Un problema de equidad

No queda muy bien anunciar que determinados pecadores públicos deberán abstenerse de participar en la comunión eclesial si apoyan una determinada ley. Esto se debe al menos a dos tipos de razones. Una se relaciona con la idea de la independencia de la representación política respecto a la injerencia del poder religioso. La otra es que, aún cuando algunos ñoños hagan referencia a la teoría del club privado, ( la Iglesia sería una asociación privada que fija los límites de la incorporación y de su abandono) la mayoría sabe que eso no es así . Para un creyente, e incluso para un escéptico, desde luego para la dinámica social en el actual régimen político, el asunto tiene una importancia capital.

A nadie se le escapa que la especial gravedad con la que se sanciona el crimen del aborto en el derecho canónico procede históricamente de la indefensión del nasciturus y de su fragilidad, en cuanto es atacado por los mas cercanos y no puede esperar petición de justicia ni de venganza por quienes en otras circunstancias estarían encargados de su custodia; es decir, de sus padres.

El argumento radical tiende a considerar que la legislación como la que se propone en España se limita a ofrecer opciones, en este caso, la de elegir el aborto sin consecuencias jurídicas, sin que nadie resulte obligado a la práctica. Es más algunos de los ¿católicos? que perpetrarán esta ley se escudan en que, en cuanto aclara, mejora la situación actual. Otra idea que veremos es que las enmiendas a la norma, que reducen su radicalismo,  mejoran la situación peor posible. No es idéntico, pero se parece al razonamiento de la democracia cristiana de Italia, en su momento, que apoyó una ley del aborto por cuanto la de los “otros” sería peor.

Tras decenios de debate abortista y de experiencia en normas que lo fomentan no se puede seguir usando ese argumentario.
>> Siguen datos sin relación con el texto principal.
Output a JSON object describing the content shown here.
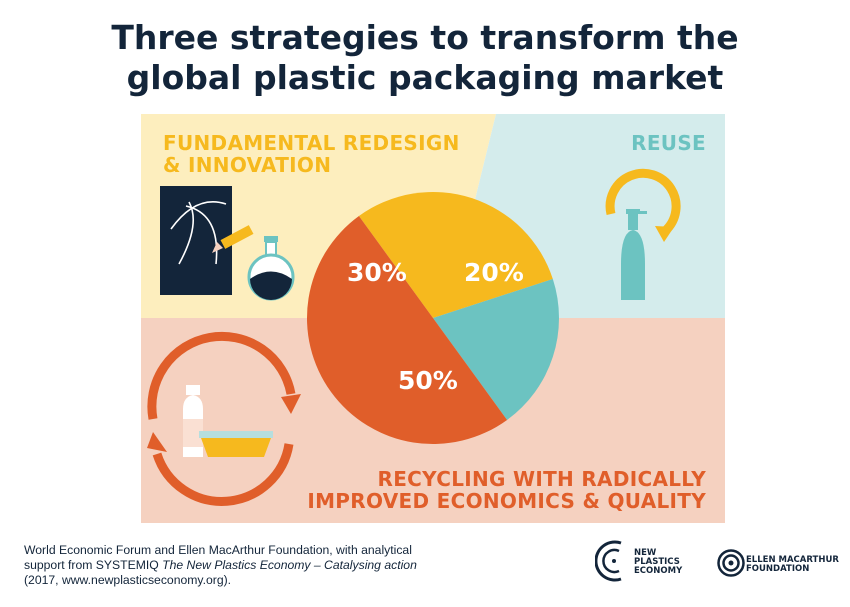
{
  "title": {
    "line1": "Three strategies to transform the",
    "line2": "global plastic packaging market"
  },
  "labels": {
    "redesign_line1": "FUNDAMENTAL REDESIGN",
    "redesign_line2": "& INNOVATION",
    "reuse": "REUSE",
    "recycle_line1": "RECYCLING WITH RADICALLY",
    "recycle_line2": "IMPROVED ECONOMICS & QUALITY"
  },
  "chart_data": {
    "type": "pie",
    "slices": [
      {
        "label": "FUNDAMENTAL REDESIGN & INNOVATION",
        "value": 30,
        "display": "30%",
        "color": "#f6b91e"
      },
      {
        "label": "REUSE",
        "value": 20,
        "display": "20%",
        "color": "#6cc3c1"
      },
      {
        "label": "RECYCLING WITH RADICALLY IMPROVED ECONOMICS & QUALITY",
        "value": 50,
        "display": "50%",
        "color": "#e05e2a"
      }
    ]
  },
  "footer": {
    "line1": "World Economic Forum and Ellen MacArthur Foundation, with analytical",
    "line2_pre": "support from SYSTEMIQ ",
    "line2_italic": "The New Plastics Economy – Catalysing action",
    "line3": "(2017, www.newplasticseconomy.org)."
  },
  "logos": {
    "npe": [
      "NEW",
      "PLASTICS",
      "ECONOMY"
    ],
    "emf": [
      "ELLEN MACARTHUR",
      "FOUNDATION"
    ]
  },
  "icons": [
    "chalkboard-icon",
    "pencil-icon",
    "flask-icon",
    "spray-bottle-icon",
    "reuse-arrows-icon",
    "recycle-arrows-icon",
    "milk-bottle-icon",
    "tray-icon"
  ],
  "colors": {
    "yellow": "#f6b91e",
    "teal": "#6cc3c1",
    "orange": "#e05e2a",
    "navy": "#13253a",
    "bg_yellow": "#fdeebe",
    "bg_teal": "#d4ecec",
    "bg_orange": "#f5d1c0"
  }
}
La legalización del aborto, por ejemplo, presiona sobre colectivos profesionales que pueden verse obligados, bien a colaborar en un aborto concreto, bien a abandonar la práctica profesional. Por otra parte, todo el sistema de salud queda marcado por el abortismo. Las pruebas prenatales, los consejos educativos, la gestión hospitalaria, la presión social, todo ello empuja hacia el aborto a consecuencia de la ley despenalizadora o directamente legalizadora.
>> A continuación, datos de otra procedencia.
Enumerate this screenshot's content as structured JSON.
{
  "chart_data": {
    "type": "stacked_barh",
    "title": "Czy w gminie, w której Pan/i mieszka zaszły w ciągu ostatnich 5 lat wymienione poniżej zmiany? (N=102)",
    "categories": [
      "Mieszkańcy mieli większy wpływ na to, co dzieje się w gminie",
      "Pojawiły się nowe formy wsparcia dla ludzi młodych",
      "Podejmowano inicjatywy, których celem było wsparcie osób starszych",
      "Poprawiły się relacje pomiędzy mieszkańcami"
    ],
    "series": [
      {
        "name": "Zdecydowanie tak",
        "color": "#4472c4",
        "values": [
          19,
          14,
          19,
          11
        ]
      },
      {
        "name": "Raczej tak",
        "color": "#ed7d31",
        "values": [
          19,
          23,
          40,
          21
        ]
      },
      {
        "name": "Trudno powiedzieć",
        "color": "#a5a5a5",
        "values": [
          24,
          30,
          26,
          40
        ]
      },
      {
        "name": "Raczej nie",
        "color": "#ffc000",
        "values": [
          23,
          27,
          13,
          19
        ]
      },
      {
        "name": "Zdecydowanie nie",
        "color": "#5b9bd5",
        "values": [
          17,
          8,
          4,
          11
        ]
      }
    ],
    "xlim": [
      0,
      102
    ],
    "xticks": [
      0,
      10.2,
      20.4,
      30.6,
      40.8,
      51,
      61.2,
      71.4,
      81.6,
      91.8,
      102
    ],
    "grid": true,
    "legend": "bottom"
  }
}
En estas circunstancias, resultaría contraproducente, casi farisaico, me atrevo a decir, que mientras quien es empujado a un aborto concreto por desesperación, ignorancia o presión familiar, como ocurre con muchas mujeres, o quien participa por el miserable intento de mantener un puesto de trabajo o la cobardía de no sufrir represalias es excomulgado, en aplicación justa y directa de la sanción canónica, evidentemente tras evaluar sus circunstancias personales según un juicio equitativo, los que han hecho posible ese estado de cosas, esa estructura homicida, ese pecado institucionalizado, puedan seguir siendo padrinos en bautizos, testigos en bodas, comulgantes en fiestas populares, directores de coro kumbaya e incluso teólogos aficionados. Aún peor es que, sin contradicción, mientras objetivamente siguen llenando las arcas de los matarifes nos puedan decir que los buenos cristianos son ellos por su “compromiso” con cualquier causa lejana y descomprometida. Si el análisis moral requiere desenmascarar intereses y voluntades de poder, estos actos que se justifican  por un puesto en las listas, una cesión de competencias, un    carguito o entretener a la oposición en medio del desastre merecen un juicio claro y contundente. Acierta en este punto la Conferencia Episcopal, no sólo por ética sino por estética; no se encuentre la pecadora humillada en su última fila, dudando sin razón de la inagotable misericordia, con que en la primera se pavonea quien, con su voto, favoreció su desgracia.